The San Bernardino County Sheriff’s Department has suspended the CleanSWEEP program because of an investigation being conducted by the Department of Justice (DOJ).

CleanSWEEP (Success with Education/Enforcement Partnership) is a disciplinary program launched on three high schools in 1997 is designed to address minor offences in the school setting through non-criminal procedures with a focus to keep kids in school and out of suspension/expulsion procedures.

The sheriff’s website calls it the most innovative school safety program in the United States.

“Youngsters receiving citations for such crimes as littering and possessing tobacco products and alcohol, face fines, but they also face the kind of diversionary programs that can help them avoid trouble with the law in the future” the website says.

Sheriff Shannon D. Dicus sent a letter to all participating school districts informing them of the suspension. The letter contained the following information:

“Effective immediately, the San Bernardino County Sheriff’s Department is suspending the CleanSWEEP program and asks you to also immediately cease all CleanSWEEP activities at your campuses.
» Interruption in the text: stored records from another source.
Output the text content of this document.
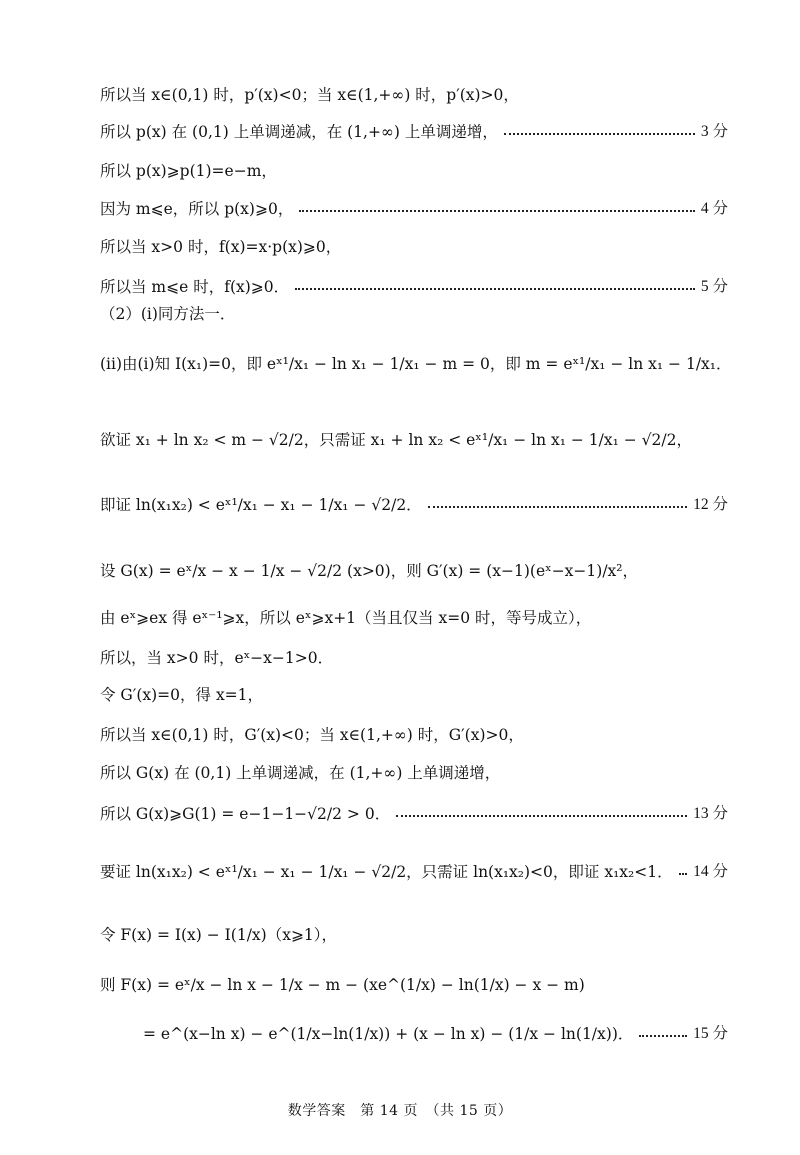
所以当 x∈(0,1) 时，p′(x)<0；当 x∈(1,+∞) 时，p′(x)>0，
所以 p(x) 在 (0,1) 上单调递减，在 (1,+∞) 上单调递增，	3 分
所以 p(x)⩾p(1)=e−m，
因为 m⩽e，所以 p(x)⩾0，	4 分
所以当 x>0 时，f(x)=x·p(x)⩾0，
所以当 m⩽e 时，f(x)⩾0．	5 分
（2）(i)同方法一．
(ii)由(i)知 I(x₁)=0，即 eˣ¹/x₁ − ln x₁ − 1/x₁ − m = 0，即 m = eˣ¹/x₁ − ln x₁ − 1/x₁．
欲证 x₁ + ln x₂ < m − √2/2，只需证 x₁ + ln x₂ < eˣ¹/x₁ − ln x₁ − 1/x₁ − √2/2，
即证 ln(x₁x₂) < eˣ¹/x₁ − x₁ − 1/x₁ − √2/2．	12 分
设 G(x) = eˣ/x − x − 1/x − √2/2 (x>0)，则 G′(x) = (x−1)(eˣ−x−1)/x²，
由 eˣ⩾ex 得 eˣ⁻¹⩾x，所以 eˣ⩾x+1（当且仅当 x=0 时，等号成立），
所以，当 x>0 时，eˣ−x−1>0．
令 G′(x)=0，得 x=1，
所以当 x∈(0,1) 时，G′(x)<0；当 x∈(1,+∞) 时，G′(x)>0，
所以 G(x) 在 (0,1) 上单调递减，在 (1,+∞) 上单调递增，
所以 G(x)⩾G(1) = e−1−1−√2/2 > 0．	13 分
要证 ln(x₁x₂) < eˣ¹/x₁ − x₁ − 1/x₁ − √2/2，只需证 ln(x₁x₂)<0，即证 x₁x₂<1． 14 分
令 F(x) = I(x) − I(1/x)（x⩾1），
则 F(x) = eˣ/x − ln x − 1/x − m − (xe^(1/x) − ln(1/x) − x − m)
= e^(x−ln x) − e^(1/x−ln(1/x)) + (x − ln x) − (1/x − ln(1/x))．	15 分
数学答案　第 14 页　（共 15 页）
I feel compelled to take this step out of an abundance of caution, and to better focus our ongoing response to DOJ requests and inquiries.

“Recently, the California Department of Justice informed us that it was investigating CleanSWEEP in light of some concerns expressed to the DOJ about the program. While we have repeatedly asked what those concerns are, the DOJ has unfortunately refused to tell us.

“Nevertheless, my department has been diligently working with the DOJ. Over the past several months we have provided extensive records, materials and pertinent information. Despite this, it is still unclear what the concerns are, or what steps we can take to remedy them.”

“It is our hope that these unknown concerns are either unfounded or can be addressed through collaborative efforts, focused on positive student outcomes.”

An article in the March 2021 edition by Gary S. Penrod called the program an innovative program is showing success in reducing crime on school campus.

By the numbers

Since the program’s inception suspensions fell from 248 in academic year 1996-97 to 181 in 1997-98 and expulsions dropped from 4,509 in 1996-1997 to 3,788 the following year.

Calls for service to local sheriff’s stations also dropped by as much as 34%, suggesting a drop in crimes being committed. The program is moving beyond high schools to include middle schools.